Company liquidation explained
Liquidation is the formal process of closing a company, selling its assets and using the proceeds to pay creditors, after which the company is dissolved. There are three routes in the UK: a Creditors Voluntary Liquidation (CVL), started by the directors when the company cannot pay its debts; a compulsory liquidation, forced by a court winding-up order, usually after a creditor petition; and a Members Voluntary Liquidation, used only by solvent companies. A CVL must be handled by a Licensed Insolvency Practitioner and typically costs from around £4,000 to £7,000 plus VAT for a straightforward case, paid from company assets where possible. Once a company is insolvent, directors must put creditors first. Getting advice early usually means more options and lower personal risk, so speak to a Licensed Insolvency Practitioner before you act. Insolvency Service guidance, gov.uk
- Who can run it
- A Licensed Insolvency Practitioner (legally required for a CVL)
- Typical CVL cost
- From ~£4,000 to £7,000 plus VAT, paid from assets where possible
- Three routes
- CVL (you start it) · compulsory (court forces it) · MVL (solvent only)
- Effect on the company
- Trading stops, assets are sold, the company is dissolved
- Director duty
- Once insolvent, you must act in creditors interests, not shareholders
The three types of liquidation
A Creditors Voluntary Liquidation is the most common route for an insolvent company and is started voluntarily by the directors. A compulsory liquidation is forced by the court, almost always after a winding-up petition from a creditor such as HMRC. A Members Voluntary Liquidation is only for a solvent company that can pay all its debts within 12 months and is usually a tax-efficient way to close a profitable business.
What happens to the directors
In a standard liquidation directors are not personally liable for company debts, unless they signed a personal guarantee, have an overdrawn director loan account, or are found to have continued trading when they should not have (see wrongful trading).

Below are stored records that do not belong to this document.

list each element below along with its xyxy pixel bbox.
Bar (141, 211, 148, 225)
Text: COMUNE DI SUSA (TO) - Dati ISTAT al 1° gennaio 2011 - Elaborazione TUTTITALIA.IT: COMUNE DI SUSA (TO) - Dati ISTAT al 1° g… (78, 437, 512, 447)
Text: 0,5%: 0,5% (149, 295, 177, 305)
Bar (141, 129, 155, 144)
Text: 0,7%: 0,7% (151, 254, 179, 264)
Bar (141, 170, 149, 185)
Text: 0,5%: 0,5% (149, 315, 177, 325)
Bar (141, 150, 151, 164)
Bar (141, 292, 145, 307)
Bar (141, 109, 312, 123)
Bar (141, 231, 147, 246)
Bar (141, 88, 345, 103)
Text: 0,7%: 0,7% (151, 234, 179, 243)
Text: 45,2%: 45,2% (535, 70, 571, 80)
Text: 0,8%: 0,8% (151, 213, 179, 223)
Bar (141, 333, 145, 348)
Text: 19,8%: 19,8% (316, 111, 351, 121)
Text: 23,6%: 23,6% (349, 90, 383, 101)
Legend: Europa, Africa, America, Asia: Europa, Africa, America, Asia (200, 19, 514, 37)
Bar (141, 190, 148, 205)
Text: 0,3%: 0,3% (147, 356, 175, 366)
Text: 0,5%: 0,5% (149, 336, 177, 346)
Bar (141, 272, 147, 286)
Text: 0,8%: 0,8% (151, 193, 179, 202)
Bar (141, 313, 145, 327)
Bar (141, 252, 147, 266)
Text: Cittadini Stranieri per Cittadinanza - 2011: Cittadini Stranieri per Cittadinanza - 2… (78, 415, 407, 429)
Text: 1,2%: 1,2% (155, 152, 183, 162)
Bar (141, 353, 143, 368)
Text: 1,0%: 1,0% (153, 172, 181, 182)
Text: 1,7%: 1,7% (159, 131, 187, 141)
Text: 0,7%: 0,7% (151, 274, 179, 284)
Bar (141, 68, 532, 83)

The liquidator reviews director conduct as a matter of routine. Many director-employees can also claim redundancy pay when the company is liquidated.
Is liquidation always the answer?
Not always. If the underlying business is viable, a administration or a Company Voluntary Arrangement may rescue it. If the company is dormant with no debts, a strike-off may be cheaper. The right route depends on your assets, debts and whether the business can trade profitably again, which is exactly what a Licensed Insolvency Practitioner will assess on a first call.
Common questions
Will I lose my house if my company is liquidated?

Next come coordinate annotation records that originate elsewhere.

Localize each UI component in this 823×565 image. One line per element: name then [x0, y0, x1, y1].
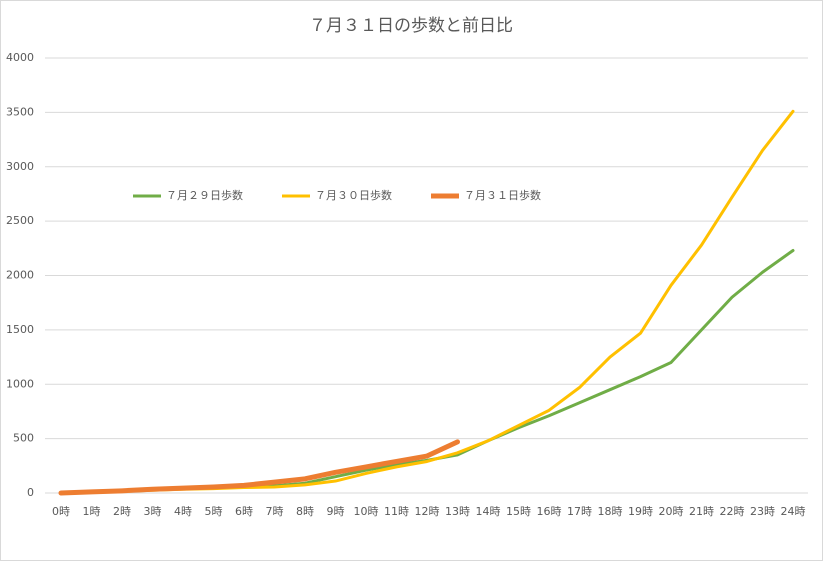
x-tick-label: 10時 — [354, 505, 379, 518]
chart-title: ７月３１日の歩数と前日比 — [309, 16, 513, 36]
y-tick-label: 2000 — [6, 269, 34, 282]
x-tick-label: 8時 — [296, 505, 314, 518]
x-tick-label: 14時 — [476, 505, 501, 518]
y-tick-label: 1500 — [6, 323, 34, 336]
series-line — [58, 439, 460, 496]
y-tick-label: 4000 — [6, 51, 34, 64]
x-tick-label: 9時 — [327, 505, 345, 518]
x-tick-label: 2時 — [113, 505, 131, 518]
x-tick-label: 6時 — [235, 505, 253, 518]
legend-label: ７月２９日歩数 — [166, 188, 243, 202]
x-tick-label: 11時 — [384, 505, 409, 518]
x-tick-label: 22時 — [720, 505, 745, 518]
x-tick-label: 23時 — [750, 505, 775, 518]
x-tick-label: 16時 — [537, 505, 562, 518]
y-tick-label: 3000 — [6, 160, 34, 173]
x-tick-label: 12時 — [415, 505, 440, 518]
y-tick-label: 0 — [27, 486, 34, 499]
x-tick-label: 1時 — [83, 505, 101, 518]
y-tick-label: 2500 — [6, 214, 34, 227]
y-tick-label: 1000 — [6, 377, 34, 390]
legend-label: ７月３１日歩数 — [464, 188, 541, 202]
x-tick-label: 15時 — [506, 505, 531, 518]
y-tick-label: 3500 — [6, 105, 34, 118]
x-tick-label: 17時 — [567, 505, 592, 518]
x-tick-label: 24時 — [781, 505, 806, 518]
x-tick-label: 0時 — [52, 505, 70, 518]
y-tick-label: 500 — [13, 432, 34, 445]
x-tick-label: 4時 — [174, 505, 192, 518]
x-tick-label: 13時 — [445, 505, 470, 518]
x-tick-label: 19時 — [628, 505, 653, 518]
x-tick-label: 21時 — [689, 505, 714, 518]
x-tick-label: 7時 — [266, 505, 284, 518]
x-tick-label: 5時 — [205, 505, 223, 518]
x-tick-label: 20時 — [659, 505, 684, 518]
x-tick-label: 3時 — [144, 505, 162, 518]
legend-label: ７月３０日歩数 — [315, 188, 392, 202]
x-tick-label: 18時 — [598, 505, 623, 518]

Not because of the liquidation itself. Company debts belong to the company. Your home is only at risk if you gave a personal guarantee secured on it, or owe the company money personally. Take advice before you assume the worst.
Can I start a new company after liquidation?
Usually yes. Most directors can form a new company, subject to rules on reusing the old company name (section 216) and provided you were not disqualified. A Licensed Insolvency Practitioner will explain the restrictions.
How long does liquidation take?
The company usually stops trading and enters liquidation within a few weeks of instructing a practitioner. Fully closing the case and distributing funds can take several months to a couple of years depending on the assets and any claims.
Who pays for the liquidation?
The cost is normally met from selling the company assets. Where there are not enough assets, the fee may be funded another way, which a practitioner will discuss with you openly before you commit.